[Math] What are non-orthogonal eigenvectors

linear algebramatricesnumerical linear algebraoptimizationvector-spaces

Given a symmetric matrix $A$, the maximum of the trace, $Tr(Z^TAZ)$ under the assumption that $Z^TZ=I$ occurs when $Z$ has the eigenvectors of $A$, as $Tr(U^TAU)= \lambda_1 +\lambda_2+…\lambda_ d$ where $Z\in\mathbb{R}^{n\times d}$. I know that the eigen vectors being the solution is as a result of the Courant minimax principle.

q1) Now, I have faintly heard about non-orthogonal eigenvectors, and am very curious to know, why they are called so? Is this because they form a basis of the eigen-space of $A$ and are still non-orthogonal? What is its relation with the Courant Minimax / Courant Fischer characterization, if any?

q2) How does it fit into the trace maximization formulation given above? Especially, if there is no other constraint, when the orthogonality is dropped, doesn't the problem become unbounded or ill-posed? if so, what are these non-orthogonal eigenvectors, optimizing?

q3) If the matrix $A$ was not symmetric or non-normal, then what are its non-orthogonal eigenvectors solving for? or may be is this connected it to an SVD instead in this case?

q4) When i Google, for applications of non-orthogonal eigenvectors, i just find nothing. What are its uses!?

Please restrict your answers to be within the matrix algebra setting as much as possible, unless it strictly requires discussing it through other fields of mathematics.

Best Answer

q1) In the case of repeated eigenvalues, like you say, any eigenvectors in the repeated eigenspace could be chosen even if they are not orthogonal. You could also be hearing about nonorthogonal eigenvectors in the context of nonsymmetric matrices, which generally don't have orthogonal eigenvectors. Having orthogonal eigenvectors is one of the nicest things about symmetric matrices.

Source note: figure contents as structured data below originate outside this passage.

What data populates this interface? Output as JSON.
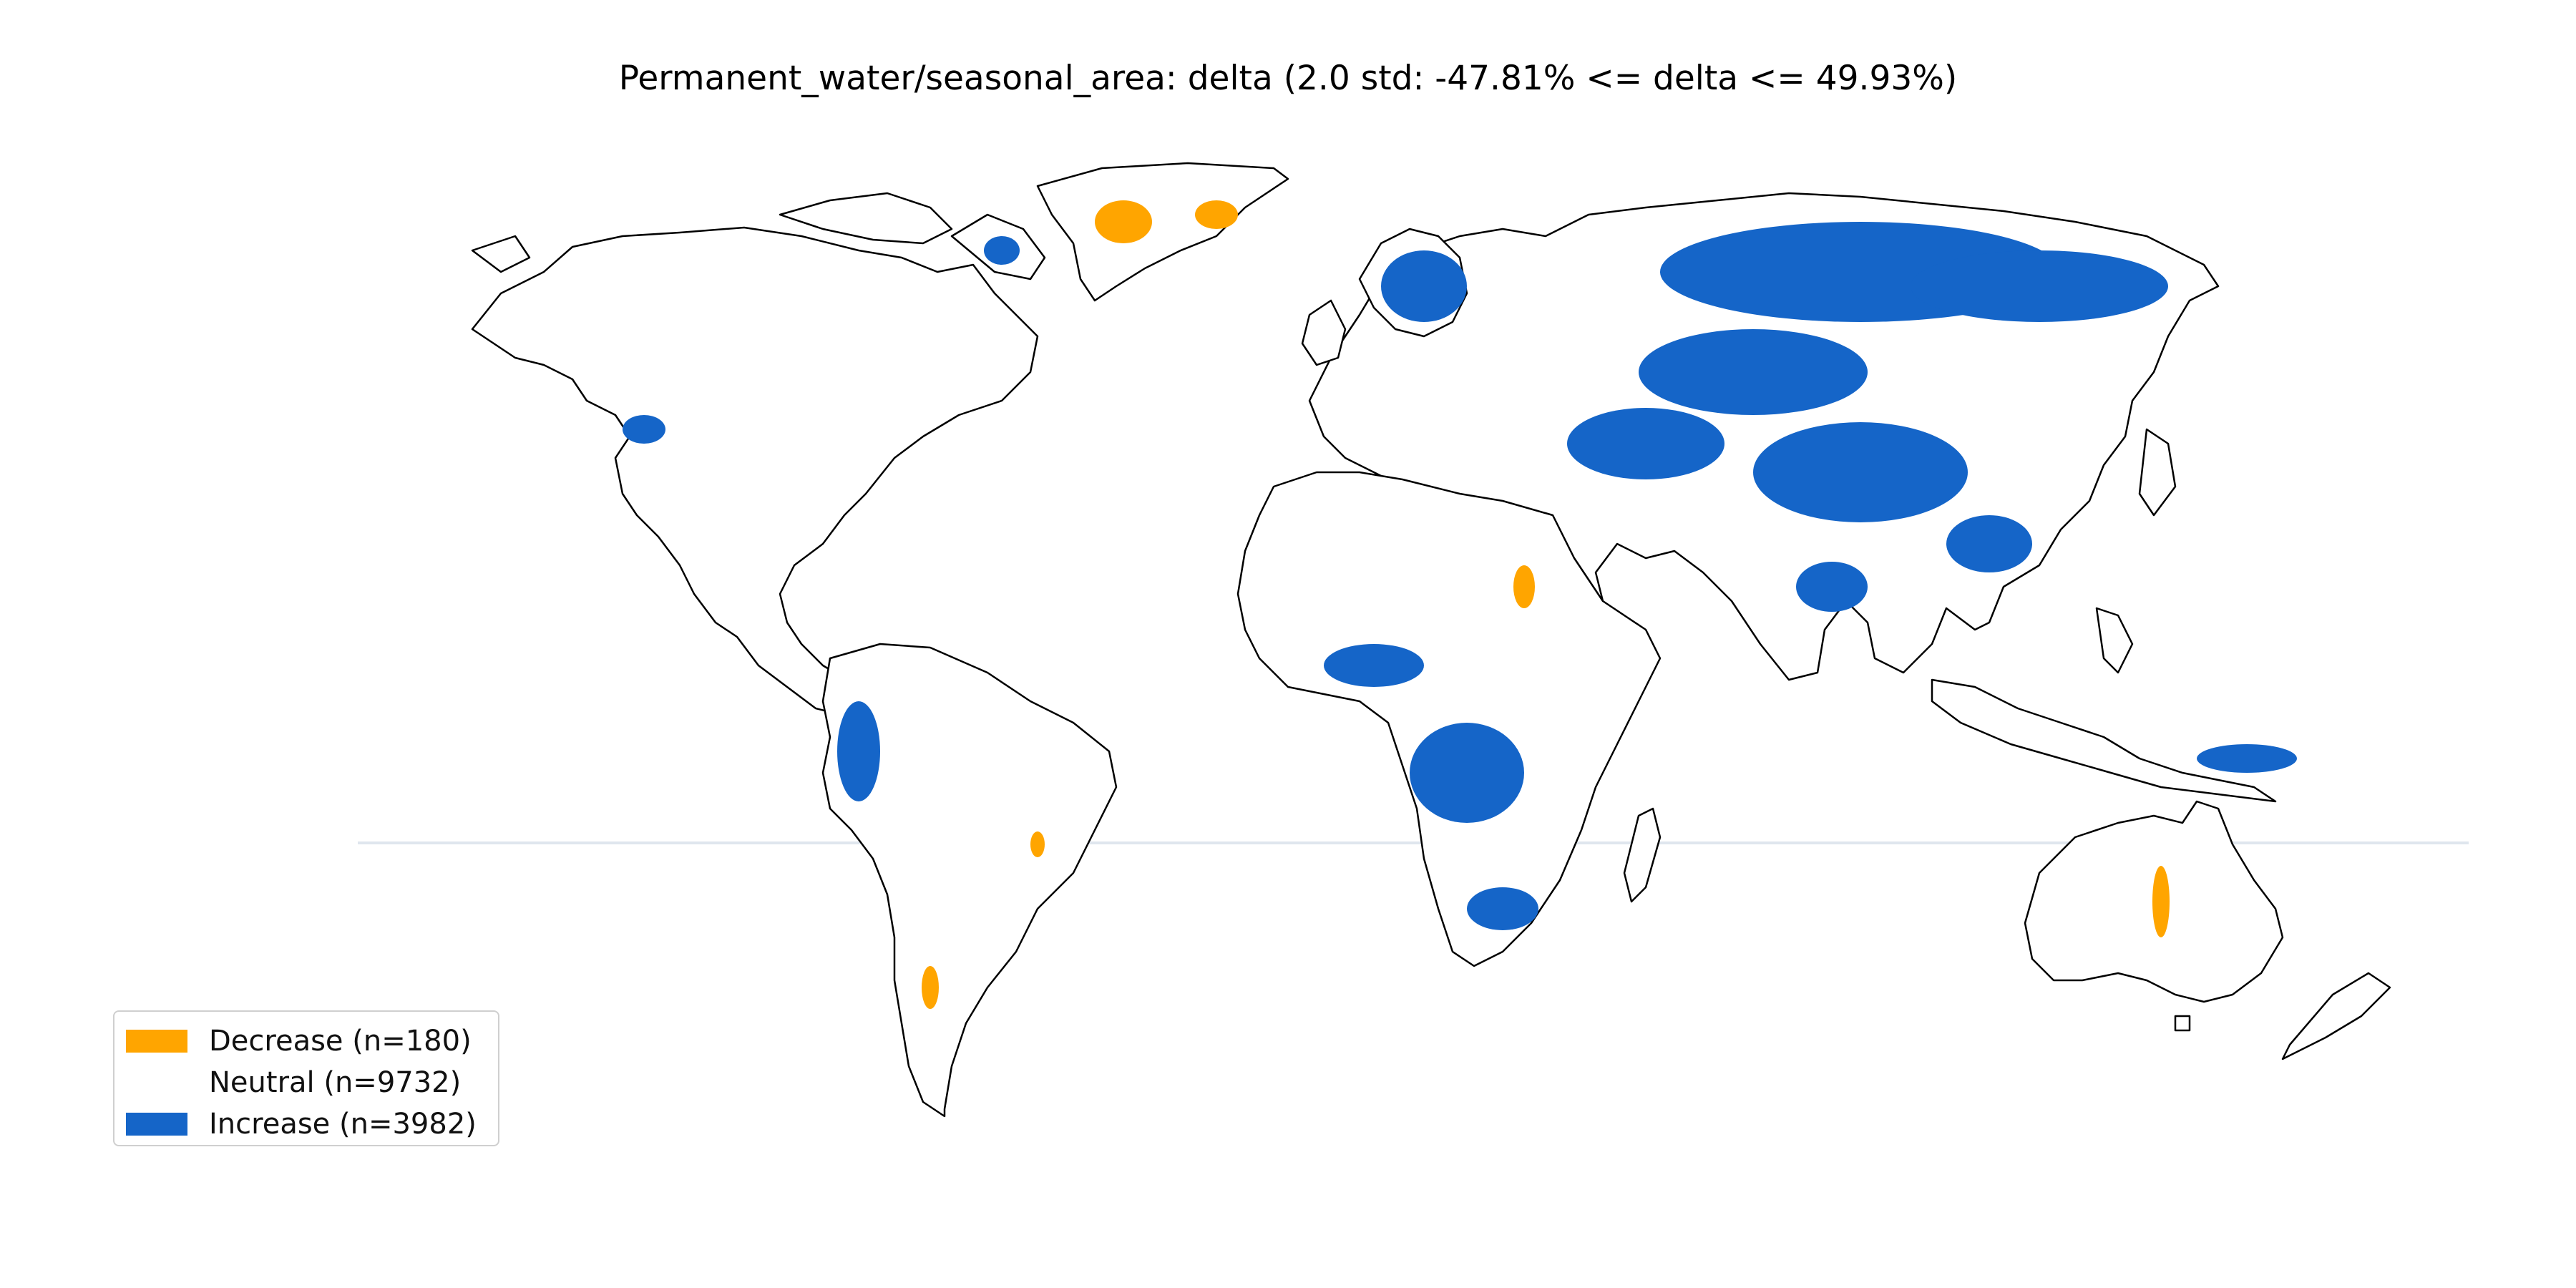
{
  "title": "Permanent_water/seasonal_area: delta (2.0 std: -47.81% <= delta <= 49.93%)",
  "colors": {
    "decrease": "#FFA500",
    "neutral": "#FFFFFF",
    "increase": "#1565C8",
    "border": "#000000"
  },
  "legend": [
    {
      "key": "decrease",
      "label": "Decrease (n=180)"
    },
    {
      "key": "neutral",
      "label": "Neutral (n=9732)"
    },
    {
      "key": "increase",
      "label": "Increase (n=3982)"
    }
  ]
}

q2) If you remove the condition $Z^TZ=I$, you could make the trace as large as you want by choosing any $Z$ where the trace is positive, and scaling $Z \rightarrow c Z$ by a larger and larger constants $c$. If instead the condition is relaxed to have the columns of $Z$ be unit vectors, then the maximum would be where all of the columns of $Z$ are identically equal to the most dominant eigenvector (eigenvector with the largest eigenvalue). If you make the columns of $Z$ all orthonormal, then that is equivalent to the original constraint $Z^TZ=I$.

q3) Not sure what this is asking. They are just the eigenvectors. Perhaps you are asking if there is a variational characterization of eigenvalues of nonsymmetric matrices? I don't know of one but there might be. The singular vectors and values always have such a variational characterization and it is related, but for nonsymmetric matrices the singular value decomposition is a different thing from the eigenvalue decomposition.

q4) Uses of the eigenvalue decomposition, symmetric or not, are hugely useful in more ways than I can post. They can be used when you want to apply the matrix again and again and again without doing the matrix product each time. They characterize the sensitivity of the matrix's action to different inputs - the dominant eigenvector is the most sensitive one, eigenvectors with smaller eigenvalues are correspondingly less sensitive. In basically any application where matrices are, the eigenvalues and eigenvectors are going to represent something important or interesting. In the nonorthogonal case, the minimum angle between eigenvectors characterizes how close the matrix is to being singular, which is important in many nummerical methods.